COOPER READY TO STEP UP
The big annual Motocross of Nations is a big deal on the world motocross calendar and perhaps few Kiwis know this better than Mount Maunganui’s Cody Cooper.
The 31-year-old national MX1 champion has represented New Zealand at this “Olympic Games of Motocross” more times than most of the Kiwi elite and this year it will be MXoN No.7 for Cooper as he takes a couple of long-haul flights to join his two team-mates, Tauranga’s Ben Townley and Mangakino’s Kayne Lamont, for the 2015 edition of the great race at Ernee, in north-western France on the weekend of September 26-27.
Cooper has been a fine ambassador for New Zealand over the years.
Cooper was one-third of the Kiwi squad – along with Townley and Motueka’s now-retired Josh Coppins – that finished on the podium, an astounding third overall at the MXoN at Matterley Basin, near Winchester, in England, in 2006.
Cooper’s individual race results in the open class in 2006 were 13th and 17th, but perhaps his most memorable individual MXoN performance was when the event was staged in the infield at Donington Park in England in 2008. 
That was the year that he won the open class qualifying race, finishing the 25-minute (11-lap) race ahead of such notables as Peuto Rico’s Zach Osborne, Australia’s Michael Byrne and Italy’s Alex Salvini, with two-time former world champion Steve Ramon, of Belgium, rounding out the top five in that race. Team USA’s open class rider, Tim Ferry, finished that qualifying race in ninth place, crossing the line 22 seconds behind Cooper, although, interestingly, it was his American team that eventually won the MXoN that year.
In the final day races proper, Cooper finished fourth (open class/MX2) and 21st (open class/MXGP), with Team New Zealand that year finishing eighth overall.
If Cooper can be even half as good as that this time around in France, then New Zealand’s hopes will definitely take a lift.

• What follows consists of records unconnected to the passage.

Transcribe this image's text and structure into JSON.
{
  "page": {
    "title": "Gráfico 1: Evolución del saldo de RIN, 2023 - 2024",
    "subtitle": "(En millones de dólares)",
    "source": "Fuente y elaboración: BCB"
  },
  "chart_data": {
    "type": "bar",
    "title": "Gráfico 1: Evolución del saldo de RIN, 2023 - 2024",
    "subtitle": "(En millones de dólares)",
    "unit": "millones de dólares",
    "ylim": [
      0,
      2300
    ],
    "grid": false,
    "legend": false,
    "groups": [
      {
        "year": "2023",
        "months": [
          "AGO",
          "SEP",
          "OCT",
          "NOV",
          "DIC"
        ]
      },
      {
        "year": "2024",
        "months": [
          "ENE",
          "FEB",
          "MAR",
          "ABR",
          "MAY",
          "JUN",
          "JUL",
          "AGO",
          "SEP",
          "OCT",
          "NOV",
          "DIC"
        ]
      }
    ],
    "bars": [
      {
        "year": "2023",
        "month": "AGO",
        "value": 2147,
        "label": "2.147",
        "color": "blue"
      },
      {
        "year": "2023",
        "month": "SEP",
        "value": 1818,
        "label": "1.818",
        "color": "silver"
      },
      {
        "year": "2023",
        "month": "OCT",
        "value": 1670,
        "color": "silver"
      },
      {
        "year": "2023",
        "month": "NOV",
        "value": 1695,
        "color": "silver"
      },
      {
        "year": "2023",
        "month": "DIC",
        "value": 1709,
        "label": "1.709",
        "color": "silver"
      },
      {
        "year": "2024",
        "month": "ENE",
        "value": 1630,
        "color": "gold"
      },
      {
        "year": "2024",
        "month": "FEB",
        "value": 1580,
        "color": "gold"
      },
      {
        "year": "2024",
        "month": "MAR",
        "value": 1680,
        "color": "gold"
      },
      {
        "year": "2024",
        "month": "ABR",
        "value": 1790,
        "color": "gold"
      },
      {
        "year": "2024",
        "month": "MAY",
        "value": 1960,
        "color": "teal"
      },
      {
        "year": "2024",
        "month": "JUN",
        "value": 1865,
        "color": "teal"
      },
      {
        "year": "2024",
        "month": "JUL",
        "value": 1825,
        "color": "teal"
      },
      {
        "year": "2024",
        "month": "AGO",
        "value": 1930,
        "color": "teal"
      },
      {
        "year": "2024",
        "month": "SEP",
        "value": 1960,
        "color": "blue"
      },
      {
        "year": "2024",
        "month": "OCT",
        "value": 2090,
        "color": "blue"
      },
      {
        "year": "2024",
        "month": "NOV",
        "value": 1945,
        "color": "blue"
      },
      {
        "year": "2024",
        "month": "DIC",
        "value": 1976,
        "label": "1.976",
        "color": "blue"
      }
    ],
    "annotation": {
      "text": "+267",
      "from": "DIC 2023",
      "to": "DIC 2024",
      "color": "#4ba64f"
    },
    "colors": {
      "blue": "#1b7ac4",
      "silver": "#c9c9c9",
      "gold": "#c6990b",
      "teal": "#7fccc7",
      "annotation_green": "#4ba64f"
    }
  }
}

Townley and Lamont have also previously raced for New Zealand at the MXoN and so this year’s line-up is one of the strongest to have been sent in recent years.
Unfortunately, none of these riders were available for the MXoN when it was staged in Latvia last year, where Team New Zealand failed to qualify among the top 20 countries and therefore slipped well down the world rankings.
But with generous support for this year’s campaign coming from Kiwi companies WIL Sport Management and Workshop Graphics, and with massive fundraising undertaken by the Taupo Motorcycle Club with their Battle of the Clubs motocross event adding to the coffers, the Kiwi contingent leaves for France in a confident mood.